David Seligman of Kirkland & Ellis LLP guided Trans World Airlines Inc. and United Air Lines Inc. to steady landings in each of their bankruptcies and has since provided winning restructuring counsel to a slew of big-name domestic and international clients, earning him a spot on Law360's list of five bankruptcy lawyers under 40 to watch.
Seligman, 39, who works in the firm's Chicago office representing debtor companies in large restructurings, has earned a "stellar" reputation in the bankruptcy community, according to James Sprayregen, a senior partner at the firm who has worked with Seligman for more than a decade.
"I'd say, universally, when people see that David's involved in a matter, they think it will be handled well," Sprayregen said.
In 2001 Seligman worked on TWA's third bankruptcy and helped cinch a deal to sell the troubled airline's assets to American Airlines Inc. parent company AMR Corp.
"That was exciting because it happened very quickly," Seligman said. "When we filed the case, TWA was days away from running out of money and having to shut down."
To succeed with the deal, Seligman and his colleagues had to triumph over a barrage of protests from industry competitors and investors who "would be better served if TWA just failed," Seligman said.
"There were a lot of intellectual issues, but the most satisfying fact was that we were able to keep that thing together and get TWA sold to American, despite a lot of objections," Seligman said.
Seligman dove into the world of airline bankruptcies again when he worked as one of Kirkland's lead attorneys on the United restructuring process, which Seligman said began more than a year before the company actually filed for Chapter 11 protection in December 2002.
After counseling United on a slew of complex reorganization issues — including its legacy liabilities, aircraft financings, and relations with unions, retirees and governmental agencies — Seligman helped the airline to emerge from bankruptcy in 2006.
Those back-to-back airline cases informed each other, Seligman said, and even offered him the chance to help shape the way the law could be applied to his future work.
"In a lot of these large restructurings, because they're vested company types of issues, we'll litigate and make new law on a lot of issues," Seligman said. "It's satisfying when you are a part of creating new law and using that legal result in the next case."
That domestic airline experience has paid off in Seligman's current work as the international restructuring counsel to Japan Airlines Corp. in its Chapter 15 proceeding, he said. In November, the Tokyo District Court approved a plan of rehabilitation that provides for the company to receive $4.26 billion in public funds and a $6.32 billion debt waiver from its major lenders.
JAL is one of a handful of international clients — including Canada's Mega Brands Inc. and Australia's Riviera Marine Int. Pty Ltd. — Seligman has represented that present special challenges to maintaining operations with minimal disruptions during the restructuring process, he said.
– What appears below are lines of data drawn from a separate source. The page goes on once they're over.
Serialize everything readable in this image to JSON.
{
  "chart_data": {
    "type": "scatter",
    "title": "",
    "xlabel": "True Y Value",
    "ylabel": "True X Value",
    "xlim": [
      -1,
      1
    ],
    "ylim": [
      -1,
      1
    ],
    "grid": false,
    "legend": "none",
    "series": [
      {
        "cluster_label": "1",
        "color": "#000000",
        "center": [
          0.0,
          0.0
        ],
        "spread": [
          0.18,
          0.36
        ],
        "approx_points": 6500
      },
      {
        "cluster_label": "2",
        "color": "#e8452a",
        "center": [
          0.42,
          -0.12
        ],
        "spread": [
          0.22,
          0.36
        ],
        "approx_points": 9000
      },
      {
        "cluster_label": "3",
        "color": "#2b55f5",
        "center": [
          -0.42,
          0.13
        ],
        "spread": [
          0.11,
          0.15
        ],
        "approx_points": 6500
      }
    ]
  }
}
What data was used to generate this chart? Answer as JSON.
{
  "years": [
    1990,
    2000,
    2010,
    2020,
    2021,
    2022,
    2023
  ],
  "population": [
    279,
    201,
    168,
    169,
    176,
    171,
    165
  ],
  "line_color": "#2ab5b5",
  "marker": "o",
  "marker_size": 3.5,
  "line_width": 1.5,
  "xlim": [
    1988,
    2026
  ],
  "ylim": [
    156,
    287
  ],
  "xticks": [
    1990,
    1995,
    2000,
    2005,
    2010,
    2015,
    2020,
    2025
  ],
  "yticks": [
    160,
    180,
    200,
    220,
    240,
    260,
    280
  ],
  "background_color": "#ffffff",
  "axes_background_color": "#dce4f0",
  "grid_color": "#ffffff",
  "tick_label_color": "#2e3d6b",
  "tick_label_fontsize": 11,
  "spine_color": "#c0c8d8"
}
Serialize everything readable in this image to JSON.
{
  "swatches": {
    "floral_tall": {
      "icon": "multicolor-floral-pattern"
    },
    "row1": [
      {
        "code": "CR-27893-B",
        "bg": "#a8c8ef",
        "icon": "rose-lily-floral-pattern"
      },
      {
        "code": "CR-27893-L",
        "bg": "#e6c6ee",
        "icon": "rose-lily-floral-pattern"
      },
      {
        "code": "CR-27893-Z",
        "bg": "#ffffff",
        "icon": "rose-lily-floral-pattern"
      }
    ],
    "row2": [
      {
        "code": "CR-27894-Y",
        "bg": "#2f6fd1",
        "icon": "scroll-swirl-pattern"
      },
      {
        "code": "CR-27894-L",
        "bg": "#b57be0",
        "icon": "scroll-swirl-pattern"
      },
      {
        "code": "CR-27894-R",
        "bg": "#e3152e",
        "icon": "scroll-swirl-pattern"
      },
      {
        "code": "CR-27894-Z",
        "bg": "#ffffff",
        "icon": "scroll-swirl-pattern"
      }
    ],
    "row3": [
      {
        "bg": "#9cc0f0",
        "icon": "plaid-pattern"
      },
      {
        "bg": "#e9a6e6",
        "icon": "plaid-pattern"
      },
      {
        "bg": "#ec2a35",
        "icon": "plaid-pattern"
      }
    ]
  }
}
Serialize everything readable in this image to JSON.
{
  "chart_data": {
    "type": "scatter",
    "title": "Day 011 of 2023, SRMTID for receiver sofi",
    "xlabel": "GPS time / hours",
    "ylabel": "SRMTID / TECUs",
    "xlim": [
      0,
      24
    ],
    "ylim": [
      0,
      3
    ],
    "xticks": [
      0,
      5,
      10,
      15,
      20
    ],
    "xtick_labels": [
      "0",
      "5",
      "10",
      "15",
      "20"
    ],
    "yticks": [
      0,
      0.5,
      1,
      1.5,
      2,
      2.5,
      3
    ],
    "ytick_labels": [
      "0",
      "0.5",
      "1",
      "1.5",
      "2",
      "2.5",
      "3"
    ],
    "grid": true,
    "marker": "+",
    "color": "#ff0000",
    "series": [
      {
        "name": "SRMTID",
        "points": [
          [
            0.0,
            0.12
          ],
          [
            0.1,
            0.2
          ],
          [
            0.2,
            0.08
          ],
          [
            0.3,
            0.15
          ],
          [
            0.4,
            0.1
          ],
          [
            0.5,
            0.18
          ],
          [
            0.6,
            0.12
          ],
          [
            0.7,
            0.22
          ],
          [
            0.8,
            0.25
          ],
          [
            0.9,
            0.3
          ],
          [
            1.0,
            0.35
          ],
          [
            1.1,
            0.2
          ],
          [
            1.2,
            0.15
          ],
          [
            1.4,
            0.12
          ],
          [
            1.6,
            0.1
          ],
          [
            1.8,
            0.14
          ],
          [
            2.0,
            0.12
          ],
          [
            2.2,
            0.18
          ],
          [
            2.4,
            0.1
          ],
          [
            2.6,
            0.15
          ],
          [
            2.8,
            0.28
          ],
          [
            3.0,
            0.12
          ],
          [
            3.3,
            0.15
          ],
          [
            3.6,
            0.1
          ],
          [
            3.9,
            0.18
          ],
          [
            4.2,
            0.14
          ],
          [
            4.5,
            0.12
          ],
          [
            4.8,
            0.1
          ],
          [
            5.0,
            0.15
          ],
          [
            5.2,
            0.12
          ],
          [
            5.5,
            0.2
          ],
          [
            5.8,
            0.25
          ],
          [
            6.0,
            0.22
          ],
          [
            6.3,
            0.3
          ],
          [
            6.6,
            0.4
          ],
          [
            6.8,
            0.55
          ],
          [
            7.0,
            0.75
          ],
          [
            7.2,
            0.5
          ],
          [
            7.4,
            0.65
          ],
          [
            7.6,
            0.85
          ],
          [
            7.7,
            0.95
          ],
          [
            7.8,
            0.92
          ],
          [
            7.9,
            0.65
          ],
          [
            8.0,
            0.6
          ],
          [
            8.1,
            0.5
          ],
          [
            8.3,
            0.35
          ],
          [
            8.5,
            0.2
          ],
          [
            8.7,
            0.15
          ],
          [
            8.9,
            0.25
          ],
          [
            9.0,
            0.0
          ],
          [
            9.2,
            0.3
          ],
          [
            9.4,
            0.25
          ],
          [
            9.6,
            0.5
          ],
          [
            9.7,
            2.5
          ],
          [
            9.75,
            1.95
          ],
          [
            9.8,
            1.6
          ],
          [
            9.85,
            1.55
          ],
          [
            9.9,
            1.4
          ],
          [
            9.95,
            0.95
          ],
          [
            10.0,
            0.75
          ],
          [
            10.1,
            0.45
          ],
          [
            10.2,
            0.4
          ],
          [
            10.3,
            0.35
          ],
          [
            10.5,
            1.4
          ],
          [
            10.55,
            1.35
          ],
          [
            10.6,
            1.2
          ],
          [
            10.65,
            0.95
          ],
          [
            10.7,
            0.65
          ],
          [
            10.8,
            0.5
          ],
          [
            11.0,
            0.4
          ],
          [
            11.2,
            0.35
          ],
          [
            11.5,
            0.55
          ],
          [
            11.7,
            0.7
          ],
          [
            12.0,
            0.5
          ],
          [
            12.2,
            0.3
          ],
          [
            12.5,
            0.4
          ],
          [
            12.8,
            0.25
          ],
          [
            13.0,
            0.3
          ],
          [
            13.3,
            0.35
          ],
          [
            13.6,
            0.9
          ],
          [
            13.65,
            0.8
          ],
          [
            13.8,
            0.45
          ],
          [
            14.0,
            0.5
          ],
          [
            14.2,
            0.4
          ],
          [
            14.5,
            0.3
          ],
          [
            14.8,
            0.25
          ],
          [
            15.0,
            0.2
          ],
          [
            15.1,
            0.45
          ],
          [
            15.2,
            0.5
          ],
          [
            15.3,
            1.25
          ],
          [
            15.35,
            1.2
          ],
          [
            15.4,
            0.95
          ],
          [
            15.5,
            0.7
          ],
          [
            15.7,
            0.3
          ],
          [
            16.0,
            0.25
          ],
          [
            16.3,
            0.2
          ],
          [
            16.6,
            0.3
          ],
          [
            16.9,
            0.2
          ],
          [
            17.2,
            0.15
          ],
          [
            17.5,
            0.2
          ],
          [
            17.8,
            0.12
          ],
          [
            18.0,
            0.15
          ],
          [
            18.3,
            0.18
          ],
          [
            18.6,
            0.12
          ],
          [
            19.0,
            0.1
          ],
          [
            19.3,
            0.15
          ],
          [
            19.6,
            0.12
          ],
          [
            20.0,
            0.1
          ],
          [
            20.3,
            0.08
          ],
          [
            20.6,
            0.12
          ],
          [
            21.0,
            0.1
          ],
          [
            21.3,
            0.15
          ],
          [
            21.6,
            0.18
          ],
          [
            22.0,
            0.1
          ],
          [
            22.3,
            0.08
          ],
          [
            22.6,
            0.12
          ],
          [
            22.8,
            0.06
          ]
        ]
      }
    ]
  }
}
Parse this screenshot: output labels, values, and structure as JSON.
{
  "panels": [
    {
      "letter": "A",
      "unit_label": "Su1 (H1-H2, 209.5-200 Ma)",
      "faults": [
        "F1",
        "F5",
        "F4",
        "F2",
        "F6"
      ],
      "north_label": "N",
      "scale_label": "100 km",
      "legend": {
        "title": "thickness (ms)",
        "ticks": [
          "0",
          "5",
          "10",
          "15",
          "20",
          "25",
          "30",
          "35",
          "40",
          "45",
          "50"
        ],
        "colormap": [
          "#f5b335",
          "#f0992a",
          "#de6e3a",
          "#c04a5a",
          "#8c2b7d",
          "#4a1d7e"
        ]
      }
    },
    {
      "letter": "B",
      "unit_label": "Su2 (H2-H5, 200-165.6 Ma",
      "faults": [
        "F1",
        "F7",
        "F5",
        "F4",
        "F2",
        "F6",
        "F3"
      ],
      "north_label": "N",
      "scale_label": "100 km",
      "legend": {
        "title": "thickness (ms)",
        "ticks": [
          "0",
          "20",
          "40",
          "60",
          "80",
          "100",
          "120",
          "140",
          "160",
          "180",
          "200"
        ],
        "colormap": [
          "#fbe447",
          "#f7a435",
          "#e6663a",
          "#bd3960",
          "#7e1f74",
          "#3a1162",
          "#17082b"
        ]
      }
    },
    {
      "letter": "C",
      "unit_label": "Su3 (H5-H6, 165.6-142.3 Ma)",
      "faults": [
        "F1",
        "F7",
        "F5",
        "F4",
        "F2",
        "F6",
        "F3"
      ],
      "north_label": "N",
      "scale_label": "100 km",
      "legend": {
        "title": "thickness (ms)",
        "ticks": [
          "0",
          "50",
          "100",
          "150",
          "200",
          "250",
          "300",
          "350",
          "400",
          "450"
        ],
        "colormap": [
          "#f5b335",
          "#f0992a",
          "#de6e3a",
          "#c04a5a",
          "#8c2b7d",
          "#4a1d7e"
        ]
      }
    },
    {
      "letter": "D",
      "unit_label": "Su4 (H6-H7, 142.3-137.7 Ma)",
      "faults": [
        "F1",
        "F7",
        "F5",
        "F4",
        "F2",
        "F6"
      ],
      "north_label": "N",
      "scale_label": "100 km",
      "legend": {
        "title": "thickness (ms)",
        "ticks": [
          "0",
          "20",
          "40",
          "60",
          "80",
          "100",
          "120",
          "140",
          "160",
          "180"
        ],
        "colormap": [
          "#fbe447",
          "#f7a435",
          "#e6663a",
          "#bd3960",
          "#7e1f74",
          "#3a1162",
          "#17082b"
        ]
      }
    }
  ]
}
"The insolvency laws in the U.S. are very established and mature, but in other countries around the world they're less so, with not as much predictability and less emphasis on ability of company to restructure," Seligman said.
Seligman has a solid resume of work outside the airline industry as well.
In the energy world, he helped Calpine Corp. shed about $7.2 billion in debt during its two year bankruptcy, from which it emerged in 2008, and Seligman is now representing oil and gas company North American Petroleum Corp. USA in the Chapter 11 case it launched in May.
Seligman has worked with gaming industry players as well, representing Tropicana Entertainment LLC in the Chapter 11 proceeding it filed in 2008, and in the financial services world is currently one of the lead Kirkland attorneys representing Corus Bankshares Inc. in the bankruptcy it filed in June.
Beyond his impressive work for clients, Seligman has been a great mentor to more junior attorneys at Kirkland, Sprayregen said.
The rising star said he would advise young lawyers to build up expertise in their specific fields, maintain a ferocious work ethic and keep their solutions innovative.
"It's all the extra stuff that you do, as opposed to just writing briefs or sending e-mails,"
Seligman said. "It's about working with your client, being creative, thinking outside the box and understanding what it really takes to get something done beyond just sitting at your desk."
That drive for quality results is a trademark of Seligman's own work, Sprayregen said.
"David's got the complete package — smarts, judgment, practicality, work ethic,"
Sprayregen said. "He's a good guy and everybody gets along with him, and he knows how to get things done."